The granite face of the Stawamus Chief rising above Howe Sound near Squamish
← Canada

Squamish

"Squamish is the town where everyone you meet is on their way to or from doing something that would frighten your mother."

A granite monolith, a windswept estuary, and a gondola climbing into the clouds — the outdoor sports capital wedged between Vancouver and Whistler on the Sea to Sky Highway.

The Stawamus Chief announces itself long before you reach Squamish proper — a two-thousand-foot granite dome rising straight out of Howe Sound, visible from the highway in a way that makes you instinctively slow the car down. I had driven this stretch between Vancouver and Whistler once before without stopping, which I now consider a small crime. This time I pulled off, and within ten minutes of parking I had counted a dozen climbers racking up gear at the base, a paraglider circling overhead, and a family setting off toward the summit trail with the specific brisk energy of people who do this every weekend. The Chief is the second-largest granite monolith in the world, and it has made Squamish one of the premier rock-climbing destinations on the continent, with something like two thousand routes on the surrounding cliffs.

I am not a climber, so I took the Sea to Sky Gondola instead, which hauls you up the opposite side of the valley to a suspension bridge strung between two peaks, the Chief staring back at you at eye level across the gap. Below, Howe Sound opened up in long fjord-like arms toward the ocean, and I stood on that swaying bridge for longer than was strictly necessary, watching sailboats reduced to specks and trying to spot the climbers I had seen at the base, now impossibly small against the rock.

Suspension bridge strung between two peaks with a granite mountain face in the background

Wind, water, and the Outdoor Recreation Capital

Squamish calls itself the Outdoor Recreation Capital of Canada, a title that would sound like boosterism anywhere else, but here it is closer to an inventory. The Squamish Spit, at the mouth of the Squamish River where it meets Howe Sound, funnels a thermal wind that builds through summer afternoons into some of the most reliable windsurfing and kiteboarding conditions in North America — I watched a dozen sails carving across the estuary while bald eagles worked the same airspace, entirely unbothered. Mountain biking trails lace the forested slopes above town, built and maintained largely by the local riding community, and in winter the Chief and the surrounding peaks turn into a base for ice climbing that draws people from as far as Alberta.

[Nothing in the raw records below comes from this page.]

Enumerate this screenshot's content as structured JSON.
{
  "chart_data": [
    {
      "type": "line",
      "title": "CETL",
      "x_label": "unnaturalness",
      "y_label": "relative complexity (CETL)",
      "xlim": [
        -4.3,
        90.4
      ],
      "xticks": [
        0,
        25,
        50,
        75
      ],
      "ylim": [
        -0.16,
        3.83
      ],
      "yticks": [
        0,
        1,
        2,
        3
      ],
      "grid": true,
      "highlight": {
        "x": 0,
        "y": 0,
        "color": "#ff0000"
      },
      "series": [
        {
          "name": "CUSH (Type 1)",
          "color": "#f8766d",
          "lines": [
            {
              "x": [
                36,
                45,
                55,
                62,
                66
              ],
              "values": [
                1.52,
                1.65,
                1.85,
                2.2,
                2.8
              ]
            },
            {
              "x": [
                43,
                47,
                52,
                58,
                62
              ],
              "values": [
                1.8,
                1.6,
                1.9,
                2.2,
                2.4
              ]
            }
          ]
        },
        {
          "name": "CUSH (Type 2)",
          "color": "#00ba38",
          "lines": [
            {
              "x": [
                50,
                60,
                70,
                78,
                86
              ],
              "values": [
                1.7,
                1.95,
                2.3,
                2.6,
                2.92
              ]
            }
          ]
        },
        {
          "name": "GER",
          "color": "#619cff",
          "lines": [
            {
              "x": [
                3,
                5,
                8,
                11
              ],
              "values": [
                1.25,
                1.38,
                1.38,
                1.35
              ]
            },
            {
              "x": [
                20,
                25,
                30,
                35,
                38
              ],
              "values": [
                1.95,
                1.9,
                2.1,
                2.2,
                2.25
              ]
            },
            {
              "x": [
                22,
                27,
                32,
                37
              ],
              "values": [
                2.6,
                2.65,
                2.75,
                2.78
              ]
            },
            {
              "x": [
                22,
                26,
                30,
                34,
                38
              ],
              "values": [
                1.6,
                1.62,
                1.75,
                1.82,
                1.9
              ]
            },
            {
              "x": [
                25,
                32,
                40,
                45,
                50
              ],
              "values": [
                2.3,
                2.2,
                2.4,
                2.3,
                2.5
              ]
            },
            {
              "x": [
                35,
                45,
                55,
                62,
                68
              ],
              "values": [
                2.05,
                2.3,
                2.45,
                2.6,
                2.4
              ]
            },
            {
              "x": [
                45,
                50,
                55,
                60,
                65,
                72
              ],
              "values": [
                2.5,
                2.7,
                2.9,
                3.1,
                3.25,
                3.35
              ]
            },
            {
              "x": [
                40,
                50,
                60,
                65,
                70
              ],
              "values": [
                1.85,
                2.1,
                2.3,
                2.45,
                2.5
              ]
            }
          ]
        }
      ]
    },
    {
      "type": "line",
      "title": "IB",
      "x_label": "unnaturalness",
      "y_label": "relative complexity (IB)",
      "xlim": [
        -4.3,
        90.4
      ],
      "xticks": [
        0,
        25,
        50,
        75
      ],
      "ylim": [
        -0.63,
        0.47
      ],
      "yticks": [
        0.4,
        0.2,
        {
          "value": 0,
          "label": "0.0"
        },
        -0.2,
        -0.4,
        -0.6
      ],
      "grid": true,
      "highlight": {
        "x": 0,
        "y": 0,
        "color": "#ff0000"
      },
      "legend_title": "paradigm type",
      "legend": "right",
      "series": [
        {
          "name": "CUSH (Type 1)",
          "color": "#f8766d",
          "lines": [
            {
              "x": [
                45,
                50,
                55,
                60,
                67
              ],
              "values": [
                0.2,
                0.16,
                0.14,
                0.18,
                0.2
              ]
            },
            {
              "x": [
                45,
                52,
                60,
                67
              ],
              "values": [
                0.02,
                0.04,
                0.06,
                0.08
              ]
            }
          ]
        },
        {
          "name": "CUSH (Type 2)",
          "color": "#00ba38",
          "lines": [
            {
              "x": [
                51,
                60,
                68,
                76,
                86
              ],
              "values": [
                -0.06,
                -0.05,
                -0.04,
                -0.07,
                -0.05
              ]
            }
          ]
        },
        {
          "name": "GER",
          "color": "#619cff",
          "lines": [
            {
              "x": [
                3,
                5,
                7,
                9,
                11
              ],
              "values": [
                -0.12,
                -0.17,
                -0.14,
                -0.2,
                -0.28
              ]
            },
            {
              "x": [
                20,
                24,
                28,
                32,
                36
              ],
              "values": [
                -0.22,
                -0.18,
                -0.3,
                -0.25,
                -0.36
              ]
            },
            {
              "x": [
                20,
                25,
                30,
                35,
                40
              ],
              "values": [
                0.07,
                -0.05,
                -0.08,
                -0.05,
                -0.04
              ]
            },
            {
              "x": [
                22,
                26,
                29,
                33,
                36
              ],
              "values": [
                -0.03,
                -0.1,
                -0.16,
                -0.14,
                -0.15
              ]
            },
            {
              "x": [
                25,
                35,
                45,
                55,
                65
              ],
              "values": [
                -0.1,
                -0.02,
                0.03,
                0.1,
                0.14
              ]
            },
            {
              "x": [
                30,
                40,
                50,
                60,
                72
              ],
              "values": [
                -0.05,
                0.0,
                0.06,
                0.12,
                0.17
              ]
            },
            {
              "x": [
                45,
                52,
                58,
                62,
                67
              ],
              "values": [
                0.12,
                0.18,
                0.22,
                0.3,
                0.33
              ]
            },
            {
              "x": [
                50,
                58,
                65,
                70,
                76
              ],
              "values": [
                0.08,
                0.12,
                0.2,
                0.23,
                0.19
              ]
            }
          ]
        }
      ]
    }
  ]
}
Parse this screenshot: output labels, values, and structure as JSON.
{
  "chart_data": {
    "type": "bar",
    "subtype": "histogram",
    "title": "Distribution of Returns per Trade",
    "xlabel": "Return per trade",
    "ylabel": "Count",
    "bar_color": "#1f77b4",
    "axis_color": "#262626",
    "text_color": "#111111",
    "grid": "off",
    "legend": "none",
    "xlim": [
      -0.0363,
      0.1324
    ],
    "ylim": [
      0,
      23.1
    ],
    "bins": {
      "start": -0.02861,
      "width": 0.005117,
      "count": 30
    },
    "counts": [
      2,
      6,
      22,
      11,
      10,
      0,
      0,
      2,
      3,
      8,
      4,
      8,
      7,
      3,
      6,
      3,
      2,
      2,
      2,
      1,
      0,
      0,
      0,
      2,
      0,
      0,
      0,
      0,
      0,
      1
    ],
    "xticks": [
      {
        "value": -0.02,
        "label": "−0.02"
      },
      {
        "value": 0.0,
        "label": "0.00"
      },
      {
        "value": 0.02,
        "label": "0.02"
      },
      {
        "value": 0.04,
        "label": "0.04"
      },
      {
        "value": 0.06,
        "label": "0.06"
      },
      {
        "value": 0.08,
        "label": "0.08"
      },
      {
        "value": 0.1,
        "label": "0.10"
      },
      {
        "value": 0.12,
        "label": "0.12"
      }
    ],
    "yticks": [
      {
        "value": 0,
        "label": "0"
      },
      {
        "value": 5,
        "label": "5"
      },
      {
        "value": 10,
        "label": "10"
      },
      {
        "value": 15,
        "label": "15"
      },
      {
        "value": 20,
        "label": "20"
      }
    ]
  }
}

What struck me most, though, was how unpretentious it all felt. This is not Whistler, twenty minutes up the highway, with its ski-resort polish and European prices. Squamish still has the feel of a working logging town that discovered, almost by accident, that its landscape was worth more as a playground — and it has adjusted without losing its edges.

Windsurfers and kiteboarders skimming across a wide river estuary with mountains behind

When to go: July and August for the reliable estuary winds and long climbing days; December through March for ice climbing on the Chief’s shaded faces.